KUALA LUMPUR, Malaysia - Islamic fundamentalist officials in a Malaysian state are clamping down on pop groups and women performers, calling them immoral and against Muslim rules.

The government in the northeastern state of Kelantan recently ordered officials to more strictly enforce laws passed several years ago that ban pop groups and women performers at hotels and clubs, he said.

Rock music and female performers are "un-Islamic and contribute to moral decadence," Razak Ghani, a senior official with the Kelantan state government, told The Associated Press on Thursday.

The clampdown is the latest move to impose strict Islamic rules in Malaysia by the Pan-Malaysian Islamic Party, the largest opposition party which governs two of Malaysia's 13 states.

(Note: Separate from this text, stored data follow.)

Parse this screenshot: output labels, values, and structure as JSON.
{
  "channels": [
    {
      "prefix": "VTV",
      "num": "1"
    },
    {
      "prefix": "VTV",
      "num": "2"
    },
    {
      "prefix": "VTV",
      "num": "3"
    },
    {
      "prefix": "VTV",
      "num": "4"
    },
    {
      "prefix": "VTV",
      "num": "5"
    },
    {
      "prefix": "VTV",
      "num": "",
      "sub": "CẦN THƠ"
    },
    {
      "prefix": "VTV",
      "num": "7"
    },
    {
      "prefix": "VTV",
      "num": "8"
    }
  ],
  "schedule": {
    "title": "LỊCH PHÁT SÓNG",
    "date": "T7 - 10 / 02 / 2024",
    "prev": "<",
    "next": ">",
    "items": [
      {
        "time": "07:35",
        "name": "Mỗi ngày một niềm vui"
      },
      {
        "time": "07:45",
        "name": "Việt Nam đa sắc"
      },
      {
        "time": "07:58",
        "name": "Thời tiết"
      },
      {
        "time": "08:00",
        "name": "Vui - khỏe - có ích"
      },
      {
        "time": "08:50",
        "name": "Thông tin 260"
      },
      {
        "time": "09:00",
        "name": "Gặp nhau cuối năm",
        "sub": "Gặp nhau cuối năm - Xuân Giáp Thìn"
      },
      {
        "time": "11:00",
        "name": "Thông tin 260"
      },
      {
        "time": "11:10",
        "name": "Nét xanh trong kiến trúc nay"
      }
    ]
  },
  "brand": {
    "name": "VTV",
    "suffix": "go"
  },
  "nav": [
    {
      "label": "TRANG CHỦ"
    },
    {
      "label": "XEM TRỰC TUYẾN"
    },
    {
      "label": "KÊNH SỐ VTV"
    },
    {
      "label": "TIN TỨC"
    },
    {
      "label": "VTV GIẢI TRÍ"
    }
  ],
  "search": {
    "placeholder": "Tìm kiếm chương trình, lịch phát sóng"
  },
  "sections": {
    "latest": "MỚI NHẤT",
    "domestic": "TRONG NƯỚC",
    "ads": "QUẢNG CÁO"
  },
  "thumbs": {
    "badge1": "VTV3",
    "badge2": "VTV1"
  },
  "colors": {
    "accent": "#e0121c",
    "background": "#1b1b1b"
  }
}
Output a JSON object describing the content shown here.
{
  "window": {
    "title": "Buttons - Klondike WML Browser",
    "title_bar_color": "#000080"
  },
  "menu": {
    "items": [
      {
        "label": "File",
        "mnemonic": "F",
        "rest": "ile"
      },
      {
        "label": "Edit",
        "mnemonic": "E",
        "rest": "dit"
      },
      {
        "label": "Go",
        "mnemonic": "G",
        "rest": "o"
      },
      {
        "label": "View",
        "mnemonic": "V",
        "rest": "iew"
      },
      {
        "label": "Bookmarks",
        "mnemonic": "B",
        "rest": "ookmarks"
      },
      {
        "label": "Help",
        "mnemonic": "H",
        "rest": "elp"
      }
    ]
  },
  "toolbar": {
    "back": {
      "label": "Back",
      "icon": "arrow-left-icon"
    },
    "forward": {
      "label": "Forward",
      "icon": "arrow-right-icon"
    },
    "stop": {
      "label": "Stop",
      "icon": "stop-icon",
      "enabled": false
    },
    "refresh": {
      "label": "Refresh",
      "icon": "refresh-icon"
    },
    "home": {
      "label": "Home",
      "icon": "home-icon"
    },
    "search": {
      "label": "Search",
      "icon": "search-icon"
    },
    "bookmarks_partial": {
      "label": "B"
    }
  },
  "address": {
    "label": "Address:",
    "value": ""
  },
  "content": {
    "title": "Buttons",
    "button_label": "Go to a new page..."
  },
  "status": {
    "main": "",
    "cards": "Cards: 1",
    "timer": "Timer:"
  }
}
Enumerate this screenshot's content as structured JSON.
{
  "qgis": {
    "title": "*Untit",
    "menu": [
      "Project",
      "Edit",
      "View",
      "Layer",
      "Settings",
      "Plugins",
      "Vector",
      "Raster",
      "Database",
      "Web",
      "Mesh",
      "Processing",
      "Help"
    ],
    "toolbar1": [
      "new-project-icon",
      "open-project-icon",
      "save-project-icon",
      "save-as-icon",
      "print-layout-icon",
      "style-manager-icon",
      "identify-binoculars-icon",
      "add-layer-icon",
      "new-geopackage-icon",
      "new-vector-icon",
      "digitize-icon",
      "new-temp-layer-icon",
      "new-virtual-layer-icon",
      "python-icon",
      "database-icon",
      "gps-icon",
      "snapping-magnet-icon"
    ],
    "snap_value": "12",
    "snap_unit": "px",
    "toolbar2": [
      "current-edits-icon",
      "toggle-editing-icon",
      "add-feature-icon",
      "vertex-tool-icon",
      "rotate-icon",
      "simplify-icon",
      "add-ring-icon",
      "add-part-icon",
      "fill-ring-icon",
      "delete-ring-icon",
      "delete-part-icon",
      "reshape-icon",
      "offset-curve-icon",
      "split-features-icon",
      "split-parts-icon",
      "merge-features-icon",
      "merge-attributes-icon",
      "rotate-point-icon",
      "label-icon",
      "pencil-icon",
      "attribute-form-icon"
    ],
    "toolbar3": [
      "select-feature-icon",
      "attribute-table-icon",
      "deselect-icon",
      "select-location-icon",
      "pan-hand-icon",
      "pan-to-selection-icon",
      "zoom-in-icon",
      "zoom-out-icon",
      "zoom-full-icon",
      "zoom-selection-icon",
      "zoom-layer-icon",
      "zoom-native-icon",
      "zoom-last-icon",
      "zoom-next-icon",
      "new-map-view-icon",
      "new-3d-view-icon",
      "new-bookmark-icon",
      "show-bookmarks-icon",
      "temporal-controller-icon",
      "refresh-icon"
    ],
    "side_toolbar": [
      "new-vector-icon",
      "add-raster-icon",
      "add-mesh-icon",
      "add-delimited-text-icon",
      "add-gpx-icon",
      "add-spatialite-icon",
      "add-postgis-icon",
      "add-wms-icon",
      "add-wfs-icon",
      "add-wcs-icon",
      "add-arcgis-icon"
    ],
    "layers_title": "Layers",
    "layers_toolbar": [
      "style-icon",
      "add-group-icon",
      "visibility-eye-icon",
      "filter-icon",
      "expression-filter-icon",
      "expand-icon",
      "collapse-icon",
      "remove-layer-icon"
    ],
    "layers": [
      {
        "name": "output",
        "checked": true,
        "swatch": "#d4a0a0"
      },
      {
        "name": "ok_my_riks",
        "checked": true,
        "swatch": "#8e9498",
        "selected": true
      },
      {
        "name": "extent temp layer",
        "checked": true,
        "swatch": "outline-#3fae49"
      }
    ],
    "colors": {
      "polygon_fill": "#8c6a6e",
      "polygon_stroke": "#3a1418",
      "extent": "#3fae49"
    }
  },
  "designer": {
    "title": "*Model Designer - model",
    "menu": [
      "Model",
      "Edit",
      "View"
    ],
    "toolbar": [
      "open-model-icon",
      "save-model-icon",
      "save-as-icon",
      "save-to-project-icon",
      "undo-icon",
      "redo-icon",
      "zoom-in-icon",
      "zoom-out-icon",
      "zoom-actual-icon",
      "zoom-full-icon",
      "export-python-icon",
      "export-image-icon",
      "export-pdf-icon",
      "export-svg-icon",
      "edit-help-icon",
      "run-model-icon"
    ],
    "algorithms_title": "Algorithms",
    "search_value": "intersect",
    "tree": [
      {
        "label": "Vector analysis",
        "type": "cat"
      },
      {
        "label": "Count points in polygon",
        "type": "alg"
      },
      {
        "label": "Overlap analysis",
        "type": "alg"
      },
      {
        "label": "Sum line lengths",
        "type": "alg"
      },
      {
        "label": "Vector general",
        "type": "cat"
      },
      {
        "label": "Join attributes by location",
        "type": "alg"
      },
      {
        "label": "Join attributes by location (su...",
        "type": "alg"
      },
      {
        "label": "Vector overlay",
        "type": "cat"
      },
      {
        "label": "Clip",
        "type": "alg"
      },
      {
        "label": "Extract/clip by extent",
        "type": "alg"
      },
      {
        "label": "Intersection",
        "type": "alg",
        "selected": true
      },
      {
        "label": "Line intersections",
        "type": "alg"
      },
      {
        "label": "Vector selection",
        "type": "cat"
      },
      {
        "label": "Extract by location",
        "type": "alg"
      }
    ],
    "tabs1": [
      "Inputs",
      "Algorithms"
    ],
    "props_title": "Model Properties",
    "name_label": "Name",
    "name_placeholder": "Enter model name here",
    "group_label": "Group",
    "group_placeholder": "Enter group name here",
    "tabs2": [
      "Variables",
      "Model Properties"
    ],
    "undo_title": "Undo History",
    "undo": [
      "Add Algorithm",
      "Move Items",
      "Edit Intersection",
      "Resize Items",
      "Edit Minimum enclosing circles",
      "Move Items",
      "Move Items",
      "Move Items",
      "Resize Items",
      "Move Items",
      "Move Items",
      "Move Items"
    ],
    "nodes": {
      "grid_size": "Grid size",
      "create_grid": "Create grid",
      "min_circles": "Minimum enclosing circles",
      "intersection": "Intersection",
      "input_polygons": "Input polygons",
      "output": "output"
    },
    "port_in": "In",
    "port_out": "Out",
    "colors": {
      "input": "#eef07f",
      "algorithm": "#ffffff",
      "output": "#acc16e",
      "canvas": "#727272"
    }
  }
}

The fundamentalists have passed Islamic criminal codes in the states they control that include whipping, amputation and stoning as punishments. The criminal codes have not been implemented because the federal government, which controls the police, has rejected them as unconstitutional.

The fundamentalist-ruled states have enforced other Islamic regulations that do not apply nationally, such as alcohol and gambling bans and separate shop counters for men and women.

Prime Minister Mahathir Mohamad's government and a non-Muslim opposition party criticized the latest restrictions Thursday, saying they contravene freedom of religion clauses in the constitution.

Tourism Minister Kadir Sheikh Fadzir said the restrictions violate the constitution but did not say whether the government would try to have them lifted.

Betty Chew, vice-chairman of the women's wing of the Democratic Action Party, an ethnic Chinese-based opposition party, said the Islamic party was adopting a "ban here, ban there, ban everywhere policy."

More than two thirds of Malaysia's 23 million population are ethnic Muslim Malays. Most of the rest are ethnic Chinese and Indians who are mostly Christian, Buddhist and Hindu.

Malaysia is governed by secular laws and also has moderate Islamic laws that apply to Muslims.